The results from this study may have implications for real-world situations. For example, the hypothetical driver that we described earlier may be under constraints similar to SPRC. Monitoring for conflicts in the new context requires engaging in processing the driving environment and/or inhibiting the rules previously learned while focusing on the current driving rules. As more resources are taken by these compensatory mechanisms, fewer resources are available to consciously evaluate the driving performance, resulting in slower and more error-prone driving. While these considerations are speculative, the present study provides novel and important contributions to the literature, and represents an integrative approach to studying the time course of action-monitoring consequences associated with response switching. Future studies directly comparing the action-monitoring consequences of visual- and response-switching tasks are warranted.
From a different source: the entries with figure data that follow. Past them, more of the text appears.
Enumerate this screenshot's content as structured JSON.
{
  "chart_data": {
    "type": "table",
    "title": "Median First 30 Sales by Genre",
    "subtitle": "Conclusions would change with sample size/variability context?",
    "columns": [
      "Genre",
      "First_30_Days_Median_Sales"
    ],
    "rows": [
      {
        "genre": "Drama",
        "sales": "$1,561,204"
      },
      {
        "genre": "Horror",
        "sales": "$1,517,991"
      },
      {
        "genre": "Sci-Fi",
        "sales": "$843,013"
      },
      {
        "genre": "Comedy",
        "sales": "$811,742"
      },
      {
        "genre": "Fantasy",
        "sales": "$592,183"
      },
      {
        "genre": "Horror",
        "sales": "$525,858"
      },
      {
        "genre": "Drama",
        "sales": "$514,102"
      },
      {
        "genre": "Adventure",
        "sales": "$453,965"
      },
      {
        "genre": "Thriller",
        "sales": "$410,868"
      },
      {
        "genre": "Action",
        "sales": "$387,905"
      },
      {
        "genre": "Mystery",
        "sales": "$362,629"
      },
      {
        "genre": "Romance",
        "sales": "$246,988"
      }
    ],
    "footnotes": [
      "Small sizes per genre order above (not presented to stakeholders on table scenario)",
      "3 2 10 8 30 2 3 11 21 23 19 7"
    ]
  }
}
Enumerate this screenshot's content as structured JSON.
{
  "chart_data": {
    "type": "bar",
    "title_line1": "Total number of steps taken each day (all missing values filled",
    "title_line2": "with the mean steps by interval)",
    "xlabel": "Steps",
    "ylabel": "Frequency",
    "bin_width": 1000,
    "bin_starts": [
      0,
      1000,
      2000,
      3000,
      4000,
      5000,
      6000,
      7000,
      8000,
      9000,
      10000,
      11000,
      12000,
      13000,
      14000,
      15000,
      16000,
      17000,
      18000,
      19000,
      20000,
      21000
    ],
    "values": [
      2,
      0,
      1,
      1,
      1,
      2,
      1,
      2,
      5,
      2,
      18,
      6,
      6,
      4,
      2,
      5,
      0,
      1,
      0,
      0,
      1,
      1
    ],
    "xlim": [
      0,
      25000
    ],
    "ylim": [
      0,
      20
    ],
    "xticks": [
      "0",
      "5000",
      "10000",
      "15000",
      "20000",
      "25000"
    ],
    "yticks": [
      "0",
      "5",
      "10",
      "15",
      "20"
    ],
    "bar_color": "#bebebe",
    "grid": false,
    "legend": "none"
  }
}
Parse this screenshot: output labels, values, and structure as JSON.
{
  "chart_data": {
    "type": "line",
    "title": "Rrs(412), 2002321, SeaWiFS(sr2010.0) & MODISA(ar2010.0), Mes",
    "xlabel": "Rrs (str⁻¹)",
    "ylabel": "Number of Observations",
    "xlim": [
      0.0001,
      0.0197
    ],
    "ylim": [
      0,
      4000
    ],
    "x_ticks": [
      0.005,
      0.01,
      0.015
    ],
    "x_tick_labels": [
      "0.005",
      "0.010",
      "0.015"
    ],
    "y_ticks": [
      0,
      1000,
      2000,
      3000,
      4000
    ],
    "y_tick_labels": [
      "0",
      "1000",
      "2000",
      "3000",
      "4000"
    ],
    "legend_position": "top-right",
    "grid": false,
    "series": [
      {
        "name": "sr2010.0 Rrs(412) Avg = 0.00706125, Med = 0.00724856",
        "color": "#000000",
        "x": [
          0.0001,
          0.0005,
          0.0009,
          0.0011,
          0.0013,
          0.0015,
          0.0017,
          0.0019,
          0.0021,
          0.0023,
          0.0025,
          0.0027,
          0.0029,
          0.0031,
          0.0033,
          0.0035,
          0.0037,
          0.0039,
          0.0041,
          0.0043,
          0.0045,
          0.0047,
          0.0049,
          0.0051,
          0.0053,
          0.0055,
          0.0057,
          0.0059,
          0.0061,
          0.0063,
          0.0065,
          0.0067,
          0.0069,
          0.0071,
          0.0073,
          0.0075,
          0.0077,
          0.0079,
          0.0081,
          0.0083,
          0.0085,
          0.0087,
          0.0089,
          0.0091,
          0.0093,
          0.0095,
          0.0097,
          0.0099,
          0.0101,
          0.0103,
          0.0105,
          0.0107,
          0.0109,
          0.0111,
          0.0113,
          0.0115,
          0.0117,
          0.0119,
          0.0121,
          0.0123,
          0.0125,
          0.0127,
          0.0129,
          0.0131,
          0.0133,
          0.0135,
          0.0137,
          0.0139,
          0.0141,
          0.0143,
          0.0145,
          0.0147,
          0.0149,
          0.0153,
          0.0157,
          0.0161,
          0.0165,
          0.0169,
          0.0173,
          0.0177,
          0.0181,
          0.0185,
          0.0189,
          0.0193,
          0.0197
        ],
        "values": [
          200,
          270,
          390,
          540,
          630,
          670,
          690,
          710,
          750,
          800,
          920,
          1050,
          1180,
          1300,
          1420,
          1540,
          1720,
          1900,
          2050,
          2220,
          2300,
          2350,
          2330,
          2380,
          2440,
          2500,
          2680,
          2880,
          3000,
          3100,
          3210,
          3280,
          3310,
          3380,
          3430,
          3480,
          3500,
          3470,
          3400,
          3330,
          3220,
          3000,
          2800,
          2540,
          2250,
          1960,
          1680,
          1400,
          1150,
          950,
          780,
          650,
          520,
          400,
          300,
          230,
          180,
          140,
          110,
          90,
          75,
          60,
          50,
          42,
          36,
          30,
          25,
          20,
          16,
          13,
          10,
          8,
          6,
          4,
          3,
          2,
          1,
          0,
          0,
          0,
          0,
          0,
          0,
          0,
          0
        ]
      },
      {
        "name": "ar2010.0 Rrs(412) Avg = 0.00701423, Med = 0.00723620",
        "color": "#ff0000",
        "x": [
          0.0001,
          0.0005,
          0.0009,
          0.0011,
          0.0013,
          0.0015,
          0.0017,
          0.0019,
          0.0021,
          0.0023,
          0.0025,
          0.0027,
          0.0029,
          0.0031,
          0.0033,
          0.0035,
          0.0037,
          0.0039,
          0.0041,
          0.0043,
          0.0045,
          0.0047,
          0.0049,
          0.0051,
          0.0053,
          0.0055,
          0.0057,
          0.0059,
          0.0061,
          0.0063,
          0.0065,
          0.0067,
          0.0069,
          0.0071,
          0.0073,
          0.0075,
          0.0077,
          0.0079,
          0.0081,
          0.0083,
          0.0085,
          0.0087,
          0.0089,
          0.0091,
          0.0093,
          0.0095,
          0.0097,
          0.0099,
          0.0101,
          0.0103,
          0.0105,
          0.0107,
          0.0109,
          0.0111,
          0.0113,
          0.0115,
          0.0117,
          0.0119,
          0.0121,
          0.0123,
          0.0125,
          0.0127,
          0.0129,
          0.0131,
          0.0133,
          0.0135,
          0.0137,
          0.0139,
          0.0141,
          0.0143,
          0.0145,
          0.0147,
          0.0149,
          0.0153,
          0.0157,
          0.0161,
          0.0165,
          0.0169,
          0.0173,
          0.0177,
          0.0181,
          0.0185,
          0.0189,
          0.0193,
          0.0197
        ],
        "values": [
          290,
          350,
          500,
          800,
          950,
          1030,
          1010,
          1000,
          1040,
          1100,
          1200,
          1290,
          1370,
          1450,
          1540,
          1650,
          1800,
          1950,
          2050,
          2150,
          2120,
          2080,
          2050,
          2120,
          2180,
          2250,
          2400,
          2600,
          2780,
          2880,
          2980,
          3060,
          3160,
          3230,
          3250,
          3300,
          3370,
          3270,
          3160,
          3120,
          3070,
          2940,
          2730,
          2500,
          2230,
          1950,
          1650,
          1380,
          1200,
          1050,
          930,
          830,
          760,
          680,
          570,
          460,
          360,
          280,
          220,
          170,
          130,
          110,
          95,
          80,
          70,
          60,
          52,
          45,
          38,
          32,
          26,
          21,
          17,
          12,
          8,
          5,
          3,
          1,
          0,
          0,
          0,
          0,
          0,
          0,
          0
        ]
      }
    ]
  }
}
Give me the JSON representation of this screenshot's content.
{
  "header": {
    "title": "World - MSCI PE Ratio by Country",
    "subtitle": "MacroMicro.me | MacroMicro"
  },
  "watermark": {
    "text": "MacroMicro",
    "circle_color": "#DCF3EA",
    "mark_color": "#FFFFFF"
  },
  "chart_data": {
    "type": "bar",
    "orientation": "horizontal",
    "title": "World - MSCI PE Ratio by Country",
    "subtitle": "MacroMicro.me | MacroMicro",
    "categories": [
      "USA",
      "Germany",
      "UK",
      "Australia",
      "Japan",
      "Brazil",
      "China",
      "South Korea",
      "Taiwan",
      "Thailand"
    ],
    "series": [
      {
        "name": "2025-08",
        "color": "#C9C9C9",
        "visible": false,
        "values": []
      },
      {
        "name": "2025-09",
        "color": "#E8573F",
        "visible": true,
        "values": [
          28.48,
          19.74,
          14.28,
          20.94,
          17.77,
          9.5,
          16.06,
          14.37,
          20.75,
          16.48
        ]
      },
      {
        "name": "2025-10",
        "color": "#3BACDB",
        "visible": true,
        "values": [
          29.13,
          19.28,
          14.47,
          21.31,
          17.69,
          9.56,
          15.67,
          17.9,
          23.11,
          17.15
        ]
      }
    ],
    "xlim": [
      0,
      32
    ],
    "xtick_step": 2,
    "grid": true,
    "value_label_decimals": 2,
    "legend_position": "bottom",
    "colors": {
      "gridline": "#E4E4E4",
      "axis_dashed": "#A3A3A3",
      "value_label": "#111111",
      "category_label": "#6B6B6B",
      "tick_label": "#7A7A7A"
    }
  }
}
The overall ERP and behavioral data (not considering nonswitch and switch blocks) from a portion of the present data have been published elsewhere (Moran, Taylor, & Moser, in press; Moser, Moran, & Jendrusina, 2012; Moser et al., 2011).
See the supplemental materials for additional analyses of the congruency effect and the Gratton effect.
Note that the same interference would not occur during nonswitch blocks, because it was during these blocks that the S–R mappings for a particular letter pair were first learned. Previous work had suggested that proactive-interference switch costs linked to a stimulus only occur when the stimulus had previously appeared in an alternative, currently irrelevant task context (Waszak et al., 2003). In the present procedure, the letters making up the trial stimuli changed every two blocks, such that each letter pair had one nonswitch block and one switch block (see the Method section). Each nonswitch block introduced a new S–R mapping, and each switch block reversed this mapping. Thus, the transition from a given switch block to the subsequent nonswitch block would not have produced any proactive interference, because the letters making up the stimuli were different.